Panelli v. Target Corporation (9th Cir., Apr. 17, 2026, No. 24-6640) 2026 WL 1042441
Plaintiff purchased a set of queen-sized bed sheets from one of defendant’s stores in southern California. The sheets were labeled as an “800 Thread Count Sheet Set” made of “100% cotton sateen.” Plaintiff alleged that he paid more for the bed sheets because of defendant’s claims even though the sheets actually had a thread count of 288 and a thread count of 800 was impossible to achieve. “[W]hile [plaintiff] thought he was getting high-thread count bedding, the reality was considerably rougher.” Plaintiff alleged that the label was misleading because “[h]igh thread counts have come to mean high quality sheets, whether they be ‘softer’ or ‘supple’ or ‘durable.’ ”
Plaintiff filed a putative class action against the defendant retailer under the California Unfair Competition Law, Cal. Bus. & Prof. Code § 17200, et seq., and California Consumer Legal Remedies Act, Cal. Civ. Code § 1750, et seq. The district court dismissed the action after determining that plaintiff’s claims failed as a matter of law because “no consumer of any level of sophistication would reasonably interpret the label in the manner proposed by the plaintiff.”
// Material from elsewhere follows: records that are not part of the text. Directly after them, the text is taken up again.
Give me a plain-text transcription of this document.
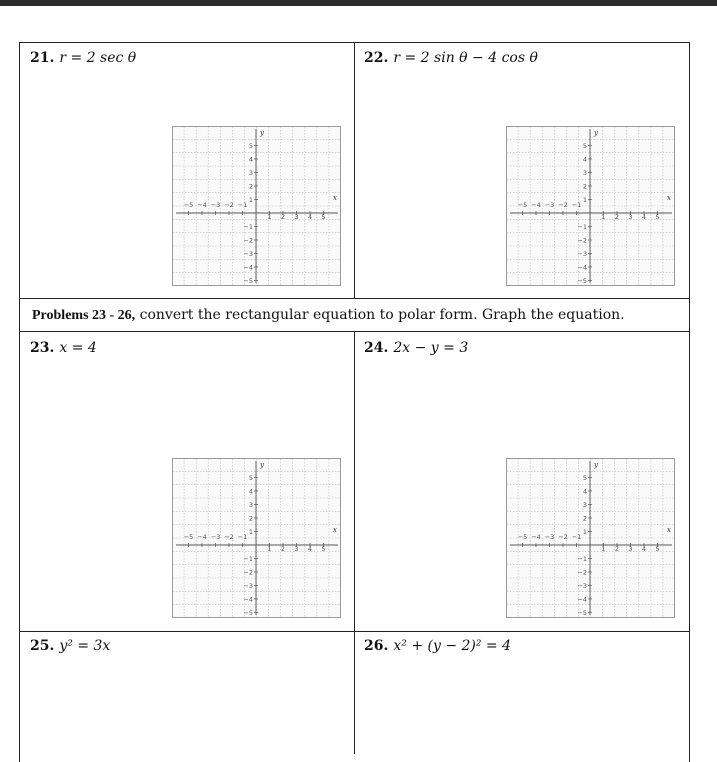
21. r = 2 sec θ	22. r = 2 sin θ − 4 cos θ
Problems 23 - 26, convert the rectangular equation to polar form. Graph the equation.
23. x = 4	24. 2x − y = 3
25. y² = 3x	26. x² + (y − 2)² = 4
−5 −4 −3 −2 −1
1 2 3 4 5
5
4
3
2
1
−1
−2
−3
−4
−5
x
y
−5 −4 −3 −2 −1
1 2 3 4 5
5
4
3
2
1
−1
−2
−3
−4
−5
x
y
−5 −4 −3 −2 −1
1 2 3 4 5
5
4
3
2
1
−1
−2
−3
−4
−5
x
y
−5 −4 −3 −2 −1
1 2 3 4 5
5
4
3
2
1
−1
−2
−3
−4
−5
x
y
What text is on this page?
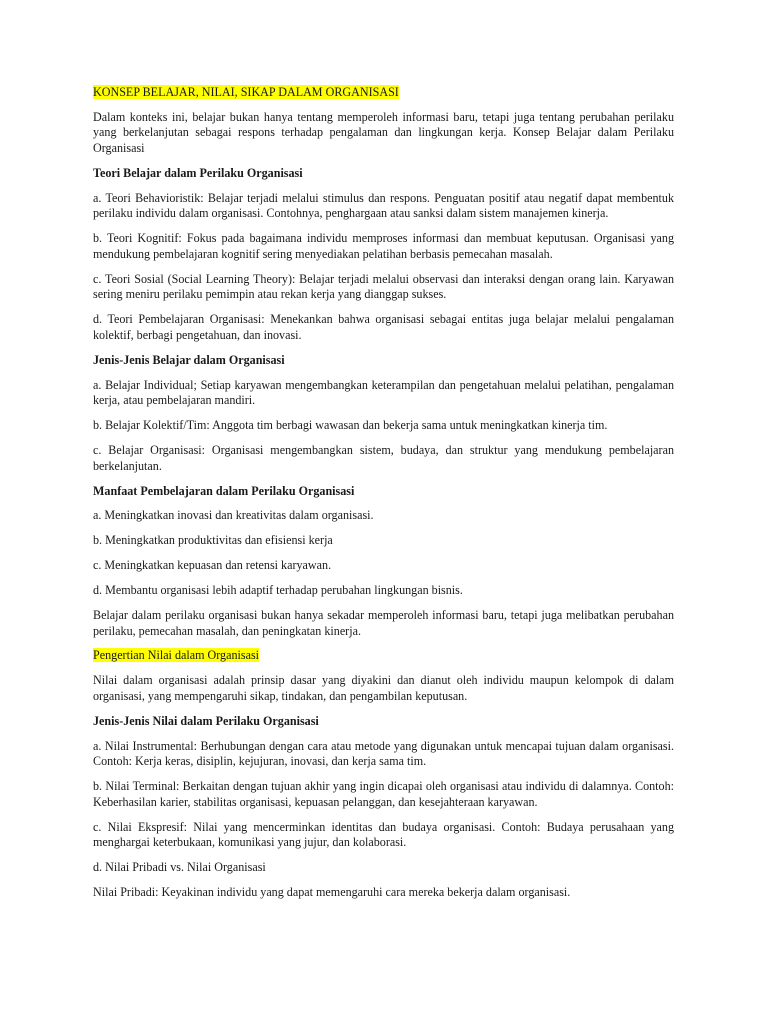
KONSEP BELAJAR, NILAI, SIKAP DALAM ORGANISASI

Dalam konteks ini, belajar bukan hanya tentang memperoleh informasi baru, tetapi juga tentang perubahan perilaku yang berkelanjutan sebagai respons terhadap pengalaman dan lingkungan kerja. Konsep Belajar dalam Perilaku Organisasi

Teori Belajar dalam Perilaku Organisasi

a. Teori Behavioristik: Belajar terjadi melalui stimulus dan respons. Penguatan positif atau negatif dapat membentuk perilaku individu dalam organisasi. Contohnya, penghargaan atau sanksi dalam sistem manajemen kinerja.

b. Teori Kognitif: Fokus pada bagaimana individu memproses informasi dan membuat keputusan. Organisasi yang mendukung pembelajaran kognitif sering menyediakan pelatihan berbasis pemecahan masalah.

c. Teori Sosial (Social Learning Theory): Belajar terjadi melalui observasi dan interaksi dengan orang lain. Karyawan sering meniru perilaku pemimpin atau rekan kerja yang dianggap sukses.

d. Teori Pembelajaran Organisasi: Menekankan bahwa organisasi sebagai entitas juga belajar melalui pengalaman kolektif, berbagi pengetahuan, dan inovasi.

Jenis-Jenis Belajar dalam Organisasi

a. Belajar Individual; Setiap karyawan mengembangkan keterampilan dan pengetahuan melalui pelatihan, pengalaman kerja, atau pembelajaran mandiri.

b. Belajar Kolektif/Tim: Anggota tim berbagi wawasan dan bekerja sama untuk meningkatkan kinerja tim.

c. Belajar Organisasi: Organisasi mengembangkan sistem, budaya, dan struktur yang mendukung pembelajaran berkelanjutan.

Manfaat Pembelajaran dalam Perilaku Organisasi

a. Meningkatkan inovasi dan kreativitas dalam organisasi.

b. Meningkatkan produktivitas dan efisiensi kerja

c. Meningkatkan kepuasan dan retensi karyawan.

d. Membantu organisasi lebih adaptif terhadap perubahan lingkungan bisnis.

Belajar dalam perilaku organisasi bukan hanya sekadar memperoleh informasi baru, tetapi juga melibatkan perubahan perilaku, pemecahan masalah, dan peningkatan kinerja.

Pengertian Nilai dalam Organisasi

Nilai dalam organisasi adalah prinsip dasar yang diyakini dan dianut oleh individu maupun kelompok di dalam organisasi, yang mempengaruhi sikap, tindakan, dan pengambilan keputusan.

Jenis-Jenis Nilai dalam Perilaku Organisasi

a. Nilai Instrumental: Berhubungan dengan cara atau metode yang digunakan untuk mencapai tujuan dalam organisasi. Contoh: Kerja keras, disiplin, kejujuran, inovasi, dan kerja sama tim.

b. Nilai Terminal: Berkaitan dengan tujuan akhir yang ingin dicapai oleh organisasi atau individu di dalamnya. Contoh: Keberhasilan karier, stabilitas organisasi, kepuasan pelanggan, dan kesejahteraan karyawan.

c. Nilai Ekspresif: Nilai yang mencerminkan identitas dan budaya organisasi. Contoh: Budaya perusahaan yang menghargai keterbukaan, komunikasi yang jujur, dan kolaborasi.

d. Nilai Pribadi vs. Nilai Organisasi

Nilai Pribadi: Keyakinan individu yang dapat memengaruhi cara mereka bekerja dalam organisasi.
The Ninth Circuit reversed, finding that because the labels on the bed sheets were not ambiguous, plaintiff’s claims did not fail as a matter of law. Rather, because a reasonable consumer could have been misled by the labels, there were questions of fact that could not be resolved at the motion to dismiss stage. Plaintiff’s “allegation that it is physically impossible to achieve an 800 thread count on cotton material, alone, [did] not require the complaint’s dismissal” because “a reasonable consumer may still be deceived by a physically impossible claim.”